Wells Fargo will be taking applications from community lenders over the next month for its new Open for Business Fund, with money flowing by August. By January 2021, Wells Fargo expects to provide a total of $250 million to so-called Community Development Financial Institutions, which promote economic development in poorer communities that are traditionally underserved by banks. Flores said lenders will provide a combination of grants and low-interest loans to struggling business owners.
"We know some businesses cannot absorb a loan at this time, so we are being very flexible in terms of how the money is used," Flores said.
Another $100 million will flow to Small Business Development Centers and other groups that provide technical assistance to minority business owners, such as help with budgets, business plans and marketing. The remaining $50 million will be set aside for future needs of small businesses.
"We don't have a crystal ball to say, 'This is what small businesses will need a year from now,' " Flores said. "But we want to make money available to small businesses so they have support on an ongoing basis to recover."
Flores said Wells Fargo wants lenders to use some of the money to help businesses that were hurt in the protests following the death of George Floyd in Minneapolis.
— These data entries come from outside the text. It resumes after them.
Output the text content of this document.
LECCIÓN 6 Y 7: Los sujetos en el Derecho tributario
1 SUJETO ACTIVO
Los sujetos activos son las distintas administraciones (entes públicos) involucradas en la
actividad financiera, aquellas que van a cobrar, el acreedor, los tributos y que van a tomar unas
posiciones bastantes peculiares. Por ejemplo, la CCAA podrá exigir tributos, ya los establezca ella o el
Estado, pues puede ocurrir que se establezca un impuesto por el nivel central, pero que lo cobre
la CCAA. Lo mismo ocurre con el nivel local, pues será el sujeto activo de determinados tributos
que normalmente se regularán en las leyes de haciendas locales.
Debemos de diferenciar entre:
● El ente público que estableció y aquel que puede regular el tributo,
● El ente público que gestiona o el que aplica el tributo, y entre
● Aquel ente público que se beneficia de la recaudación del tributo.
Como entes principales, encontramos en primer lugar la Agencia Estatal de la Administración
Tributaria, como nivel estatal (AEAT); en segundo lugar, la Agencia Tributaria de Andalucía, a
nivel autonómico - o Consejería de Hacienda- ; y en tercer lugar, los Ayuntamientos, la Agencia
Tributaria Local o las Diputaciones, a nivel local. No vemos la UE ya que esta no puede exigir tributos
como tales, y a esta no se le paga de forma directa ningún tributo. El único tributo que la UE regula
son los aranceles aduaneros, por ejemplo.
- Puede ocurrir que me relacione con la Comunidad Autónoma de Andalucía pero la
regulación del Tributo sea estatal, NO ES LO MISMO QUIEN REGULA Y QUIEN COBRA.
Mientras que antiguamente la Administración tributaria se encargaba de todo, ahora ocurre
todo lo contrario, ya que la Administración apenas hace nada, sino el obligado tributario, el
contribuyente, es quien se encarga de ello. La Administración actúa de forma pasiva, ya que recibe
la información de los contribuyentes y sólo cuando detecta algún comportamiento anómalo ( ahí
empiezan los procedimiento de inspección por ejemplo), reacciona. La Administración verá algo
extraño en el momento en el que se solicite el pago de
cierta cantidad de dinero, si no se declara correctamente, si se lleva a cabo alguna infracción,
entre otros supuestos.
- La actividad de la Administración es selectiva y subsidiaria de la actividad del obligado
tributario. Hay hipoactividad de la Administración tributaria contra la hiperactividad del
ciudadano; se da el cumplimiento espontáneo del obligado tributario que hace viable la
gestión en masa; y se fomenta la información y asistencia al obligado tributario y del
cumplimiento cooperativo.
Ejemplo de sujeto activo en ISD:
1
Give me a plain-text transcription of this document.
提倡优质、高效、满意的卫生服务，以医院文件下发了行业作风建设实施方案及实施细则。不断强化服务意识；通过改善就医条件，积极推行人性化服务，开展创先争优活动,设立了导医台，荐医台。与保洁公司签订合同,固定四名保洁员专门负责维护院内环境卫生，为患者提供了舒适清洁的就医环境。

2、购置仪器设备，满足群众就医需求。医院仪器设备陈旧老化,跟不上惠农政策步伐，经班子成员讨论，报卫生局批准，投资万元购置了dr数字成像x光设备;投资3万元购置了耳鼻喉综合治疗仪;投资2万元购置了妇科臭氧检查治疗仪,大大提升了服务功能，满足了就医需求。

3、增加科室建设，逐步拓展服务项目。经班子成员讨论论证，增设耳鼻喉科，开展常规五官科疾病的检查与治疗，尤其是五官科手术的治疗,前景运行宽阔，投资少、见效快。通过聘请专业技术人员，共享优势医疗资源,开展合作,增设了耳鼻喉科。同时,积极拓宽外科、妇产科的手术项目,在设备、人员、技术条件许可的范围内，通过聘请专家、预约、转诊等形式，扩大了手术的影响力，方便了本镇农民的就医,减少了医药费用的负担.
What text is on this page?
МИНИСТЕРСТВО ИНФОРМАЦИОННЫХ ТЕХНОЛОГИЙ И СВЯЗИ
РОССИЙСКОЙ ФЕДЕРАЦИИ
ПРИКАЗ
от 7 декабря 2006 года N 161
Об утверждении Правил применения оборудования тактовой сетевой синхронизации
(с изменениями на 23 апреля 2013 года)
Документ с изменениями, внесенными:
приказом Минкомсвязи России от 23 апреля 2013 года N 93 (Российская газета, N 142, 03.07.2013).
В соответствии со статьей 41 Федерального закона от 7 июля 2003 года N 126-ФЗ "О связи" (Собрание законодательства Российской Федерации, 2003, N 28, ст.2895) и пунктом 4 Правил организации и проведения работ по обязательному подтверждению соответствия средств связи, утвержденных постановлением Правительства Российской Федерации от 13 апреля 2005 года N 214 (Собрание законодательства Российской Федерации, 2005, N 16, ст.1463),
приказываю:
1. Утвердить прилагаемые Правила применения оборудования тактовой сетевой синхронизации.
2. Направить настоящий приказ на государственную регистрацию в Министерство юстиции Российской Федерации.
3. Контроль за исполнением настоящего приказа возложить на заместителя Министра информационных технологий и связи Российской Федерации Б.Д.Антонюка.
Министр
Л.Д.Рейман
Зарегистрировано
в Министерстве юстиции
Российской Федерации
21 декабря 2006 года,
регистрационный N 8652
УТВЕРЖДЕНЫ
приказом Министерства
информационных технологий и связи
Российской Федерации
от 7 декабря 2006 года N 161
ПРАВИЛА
More than 1,500 businesses in the Twin Cities were damaged in the riots, with costs expected to reach $500 million.
"We haven't earmarked any money, but we want to prioritize those applications when they come in," Flores said.
Wells Fargo's gesture to small businesses comes as it battles to emerge from a fake-accounts scandal that has enveloped the company for nearly four years, a sprawling controversy that has upended its executive suite, sparked widespread litigation, and cost the company billions of dollars in fines and settlements. The San Francisco-based bank is ranked No. 2 in Minnesota based on market share, behind U.S. Bancorp.
Flores said she recognizes the fact that some people will assume the bank is making the donation to offset bad publicity, but she noted that the program is effectively an extension of a $175 million campaign begun in 2015. That donation generated $1.6 billion in financing for minority-owned small businesses, creating nearly 200,000 jobs in the United States.
Community lenders said Wells Fargo has been a significant partner in their work for decades.
"If I had to look at the most consistent investors in our community-development work — and we've been doing this for 40 years — Wells Fargo would be among the top," said Jones, whose nonprofit has invested more than $22 billion in the minority community since 1979. "This is going back long before the recent troubles that Wells has gotten into."
One of the first recipients of the new round of funding is the Metropolitan Economic Development Association (MEDA), a Minneapolis nonprofit that has helped more than 22,000 minority business owners since 1971. MEDA will share in a $13.5 million grant to the Expanding Black Business Credit Initiative.
"MEDA is incredibly appreciative of the award," said Alfredo Martel, MEDA's president and CEO. "It comes at a time of incredible urgency and relevance to our mission."
Jones said the minority business community is desperate for capital. He said his organization expected about 5,000 applications when it recently announced it was making $2.5 million available for small businesses hurt by COVID-19. Instead, the group was swamped with 250,000 requests for assistance from around the U.S., prompting LISC to increase the program to $15 million. But that is still enough to fund only about 2,000 applicants.
"The platform is on fire right now," Jones said. "We've got to help these businesses if we want them to survive the combination of the COVID shutdown and the recession."